Thursday, 14 May 2009

Thoughts on training methods/philosophies

I'm sort of starting this thread because I've been thinking a lot about it recently. From ending up in a discussion about choke chains with a woman who attended a clicker training workshop (she thought 'check chains' were really good if you knew how to use them properly) and then following up comments/discussions online about using e-collars and the like, I feel like my brain is going round in circles.

Some of the issues I find swimming around in my head:

  1. there are several straight forward laws of learning, which describe how pretty much anything with a nervous system and brain makes associations, learns to perform or not perform behaviours, and connects consequences or emotions i.e. classical and operant conditioning which give us precise terms such as positive/negative/reinforcer/punisher
  2. there are some behaviours that certain people consider to be 'pack' related or 'dominance' related and therefore are not about training or lack of, but should be prevented from occurring, or gotten rid of via aversives
  3. its difficult to choose between training methods based purely on the apparent outcome of training as we have no insight into the dog's mental state (assuming you believe such an insight would be useful or relevant)
  4. 'calming signals' as a term has become more and more accepted, but even for these behaviours there are multiple possible explanations for them, we are making assumptions about internal states based on our observations.
  5. some people have moral positions on whether it is appropriate to use aversives when teaching; for children, dogs, any other adult too! This seems to lead to very emotional discussions, and of course exactly what defines an aversive may well vary between person/dog/etc
  6. and sometimes we might have philosophical principles which guide how we interact with the world and people/animals
  7. almost any tool can be used as an aversive in training, but some are inherently designed to do so.
  8. Humans often get very caught up in and emotional about their training relationships, taking things very personally which increases stress levels - possibly leading to punishment in the normal sense of the word, seeing it as confrontational?

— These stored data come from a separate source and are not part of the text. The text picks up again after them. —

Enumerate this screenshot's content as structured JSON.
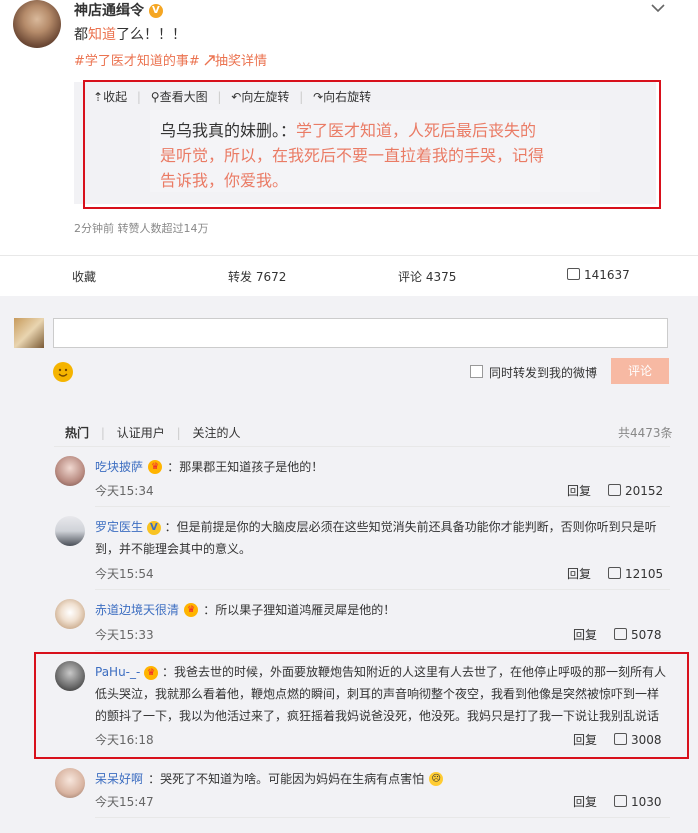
{
  "post": {
    "author": "神店通缉令",
    "verify_icon": "V",
    "text_prefix": "都",
    "text_link": "知道",
    "text_suffix": "了么！！！",
    "hashtag": "#学了医才知道的事#",
    "lottery_link": "抽奖详情",
    "meta": "2分钟前 转赞人数超过14万"
  },
  "image_toolbar": {
    "collapse": "收起",
    "view_large": "查看大图",
    "rotate_left": "向左旋转",
    "rotate_right": "向右旋转"
  },
  "image_text": {
    "lead": "乌乌我真的妹删。：",
    "line1_red": "学了医才知道，人死后最后丧失的",
    "line2": "是听觉，所以，在我死后不要一直拉着我的手哭，记得",
    "line3": "告诉我，你爱我。"
  },
  "actions": {
    "favorite": "收藏",
    "forward": "转发 7672",
    "comment": "评论 4375",
    "like_count": "141637"
  },
  "composer": {
    "placeholder": "",
    "emoji_icon": "smile-icon",
    "forward_checkbox": "同时转发到我的微博",
    "submit": "评论"
  },
  "comment_tabs": {
    "hot": "热门",
    "verified": "认证用户",
    "following": "关注的人",
    "total": "共4473条"
  },
  "comments": [
    {
      "name": "吃块披萨",
      "text": "：那果郡王知道孩子是他的！",
      "time": "今天15:34",
      "reply": "回复",
      "likes": "20152"
    },
    {
      "name": "罗定医生",
      "text1": "：但是前提是你的大脑皮层必须在这些知觉消失前还具备功能你才能判断，否则你听到只是听",
      "text2": "到，并不能理会其中的意义。",
      "time": "今天15:54",
      "reply": "回复",
      "likes": "12105"
    },
    {
      "name": "赤道边境天很清",
      "text": "：所以果子狸知道鸿雁灵犀是他的！",
      "time": "今天15:33",
      "reply": "回复",
      "likes": "5078"
    },
    {
      "name": "PaHu-_-",
      "text1": "：我爸去世的时候，外面要放鞭炮告知附近的人这里有人去世了，在他停止呼吸的那一刻所有人",
      "text2": "低头哭泣，我就那么看着他，鞭炮点燃的瞬间，刺耳的声音响彻整个夜空，我看到他像是突然被惊吓到一样",
      "text3": "的颤抖了一下，我以为他活过来了，疯狂摇着我妈说爸没死，他没死。我妈只是打了我一下说让我别乱说话",
      "time": "今天16:18",
      "reply": "回复",
      "likes": "3008"
    },
    {
      "name": "呆呆好啊",
      "text": "：哭死了不知道为啥。可能因为妈妈在生病有点害怕",
      "time": "今天15:47",
      "reply": "回复",
      "likes": "1030"
    }
  ],
  "colors": {
    "accent": "#eb7350",
    "link": "#3d6ec1",
    "highlight": "#d8101b"
  }
}
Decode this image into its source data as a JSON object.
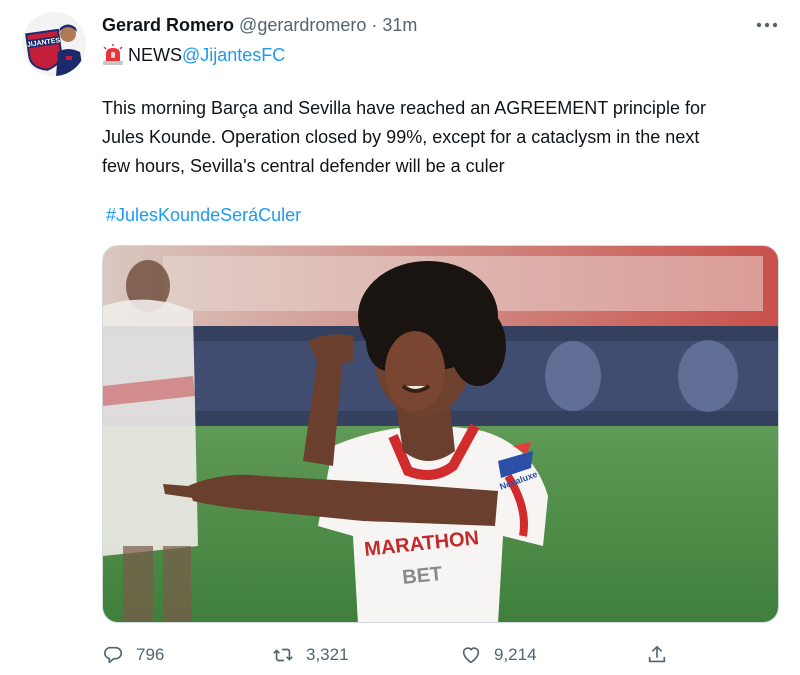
{
  "author": {
    "display_name": "Gerard Romero",
    "handle": "@gerardromero",
    "separator": "·",
    "time": "31m"
  },
  "subline": {
    "icon": "siren-icon",
    "label": "NEWS",
    "mention": "@JijantesFC"
  },
  "tweet": {
    "text": "This morning Barça and Sevilla have reached an AGREEMENT principle for\nJules Kounde. Operation closed by 99%, except for a cataclysm in the next\nfew hours, Sevilla's central defender will be a culer",
    "hashtag": "#JulesKoundeSeráCuler"
  },
  "media": {
    "shirt_sponsor_line1": "MARATHON",
    "shirt_sponsor_line2": "BET",
    "sleeve_sponsor": "Nevaluxe"
  },
  "actions": {
    "replies": "796",
    "retweets": "3,321",
    "likes": "9,214"
  },
  "colors": {
    "link": "#1d9bf0",
    "muted": "#536471",
    "text": "#0f1419"
  }
}
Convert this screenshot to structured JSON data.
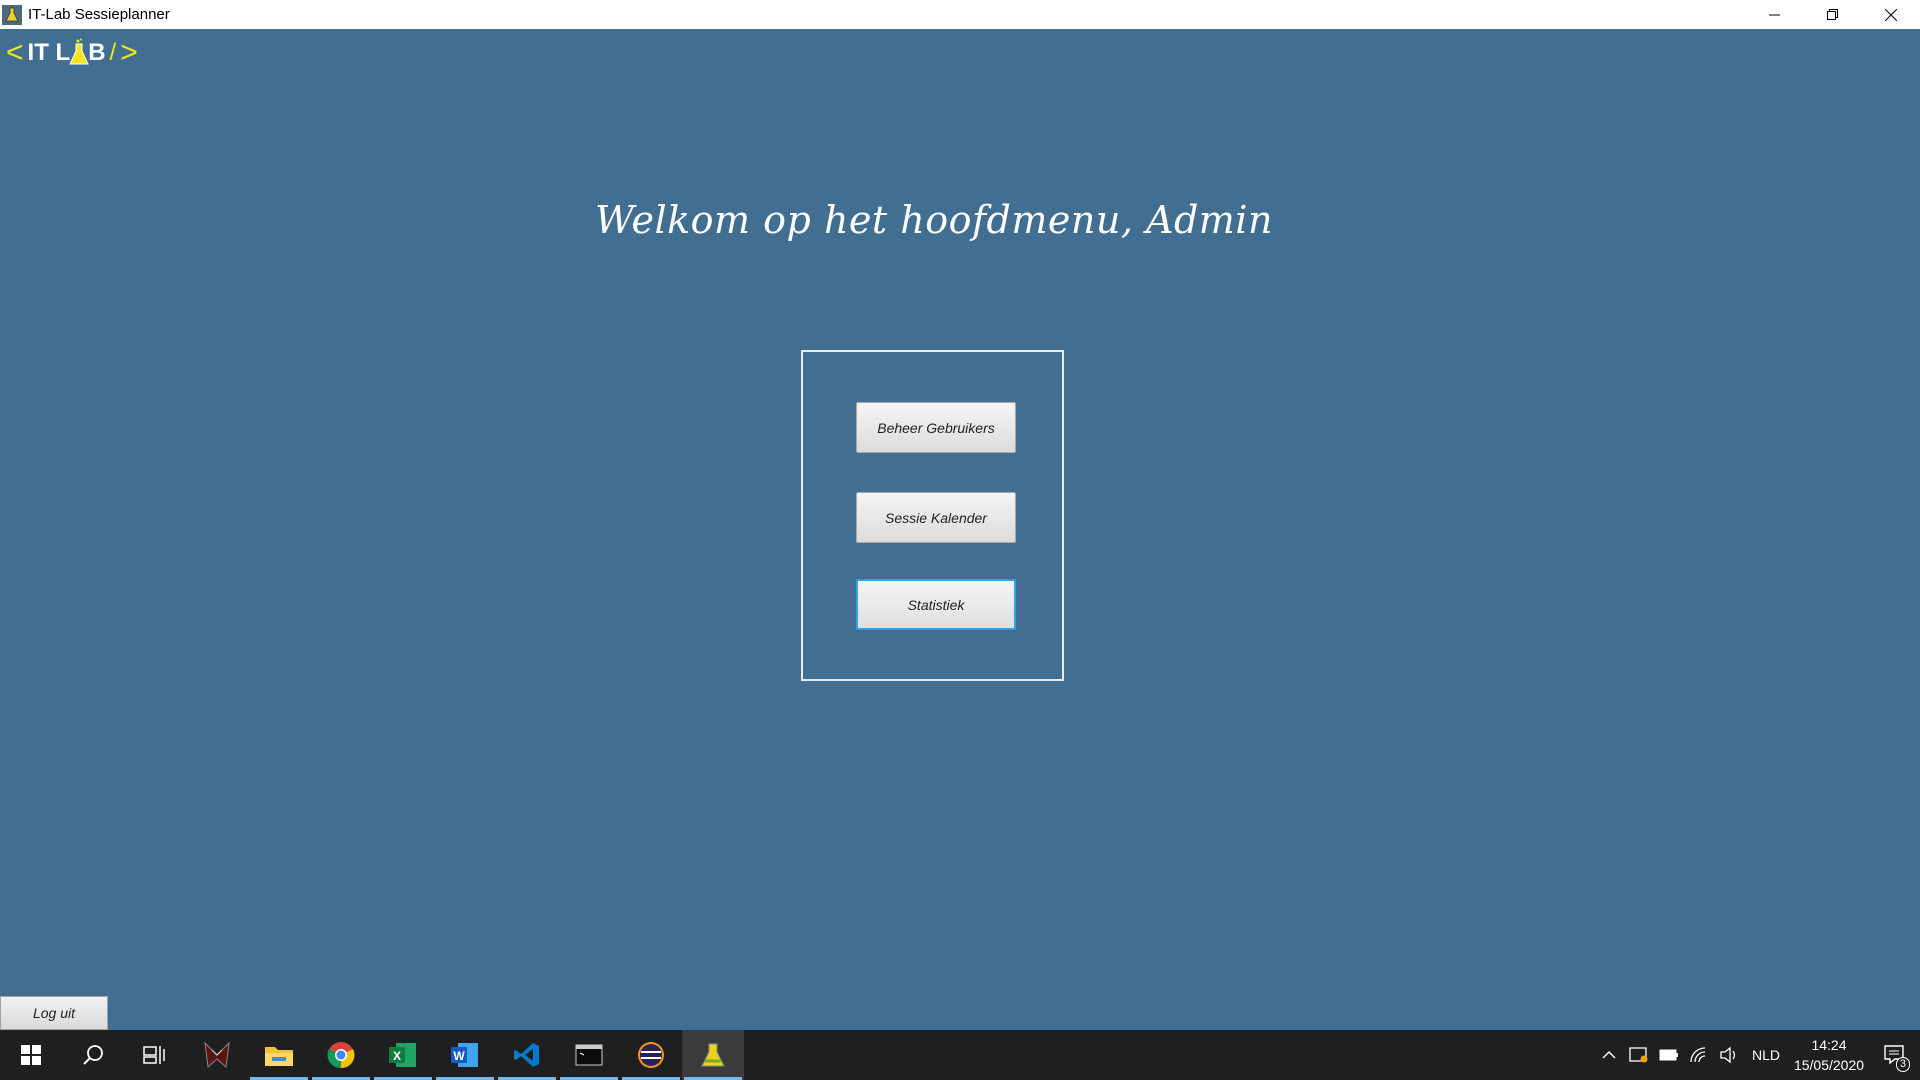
{
  "window": {
    "title": "IT-Lab Sessieplanner",
    "icon": "flask-app-icon",
    "controls": [
      "minimize",
      "restore",
      "close"
    ]
  },
  "logo": {
    "left_bracket": "<",
    "word": "IT L",
    "word_end": "B",
    "slash": "/",
    "right_bracket": ">",
    "colors": {
      "bracket": "#f4e61e",
      "text": "#ffffff"
    }
  },
  "main": {
    "welcome": "Welkom op het hoofdmenu, Admin",
    "buttons": [
      {
        "label": "Beheer Gebruikers"
      },
      {
        "label": "Sessie Kalender"
      },
      {
        "label": "Statistiek",
        "focused": true
      }
    ]
  },
  "footer": {
    "logout_label": "Log uit"
  },
  "taskbar": {
    "apps": [
      "windows-start-icon",
      "search-icon",
      "task-view-icon",
      "predator-icon",
      "file-explorer-icon",
      "chrome-icon",
      "excel-icon",
      "word-icon",
      "vscode-icon",
      "terminal-icon",
      "eclipse-icon",
      "itlab-flask-icon"
    ],
    "tray": {
      "language": "NLD",
      "time": "14:24",
      "date": "15/05/2020",
      "notification_count": "3"
    }
  },
  "colors": {
    "background": "#426f91",
    "taskbar": "#1f1f1f",
    "focus_ring": "#2fa4e4"
  }
}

Like I said I've been reading and watching clips about folks that train with 'remote collars' - and mostly I'm left just not understanding why these methods would be a first, second or even a last choice? They claim, and appear to show that in some cases the stimulation level is very low, more of a vibration than anything. So presumably its acting as an interruptor? Fair enough, but still not convinced its needed! But once these things move onto higher levels....why train with pain?

I have used
  • flat collar
  • limited slip collar (not too tight though)
  • various harnesses
  • headcollars, various
  • vibe collar - well we're trying it anyway for my deaf dog

While the headcollars were useful when Finn was really reactive in terms of being able to hold onto him, and we did loads of work to get him happy wearing it, I don't particularly like using them. Essentially except when they are used as backup control for a very strong dog, they work IMHO by being aversive. i.e. dog pulls, headcollar tightens and pressure on face is uncomfortable, dog stops pulling, pressure releases and all is good??

I don't think I ever 'make' my dogs do anything. I only ask them to do things that they are capable of, and when I know I have successfully helped them understand the cue. If Finn didn't happen to recall straight away in a new park, I would assume that I have not yet taught a strong enough recall in the position of very exciting distractions. By thinking of that as 'disobediance' or 'stubborness' I'd be setting up a confrontational situation and presuming that Finn had made some kind of a choice?

Do I use 'no'?? Yes, actually I do, but I'm careful to make sure that 'no' means "don't do that, or even think about it, look at me to see what to do instead".

I guess I have underlying principles about trying not to use force/coercion on anything or anyone, about being non-confrontational, trying to communicate clearly and compassionately, building relationships and co-operation, being willing to listen to the other I find it hard to understand where someone is coming from when they think it is appropriate to use choke chains, prong collars, leash pops, e-collars, harsh voices, physical intervention/violence. But does that mean its wrong for them to be using methods that fit with their principles and philosophy???

I am very aware that I'm posting this on a motivational, rewards-based type forum :laugh: but its helpful for me to type it all out! And no I'm not planning to 'convert' to any of the more aversive methods, but teaching beginners classes is forcing me to think very hard about all this!!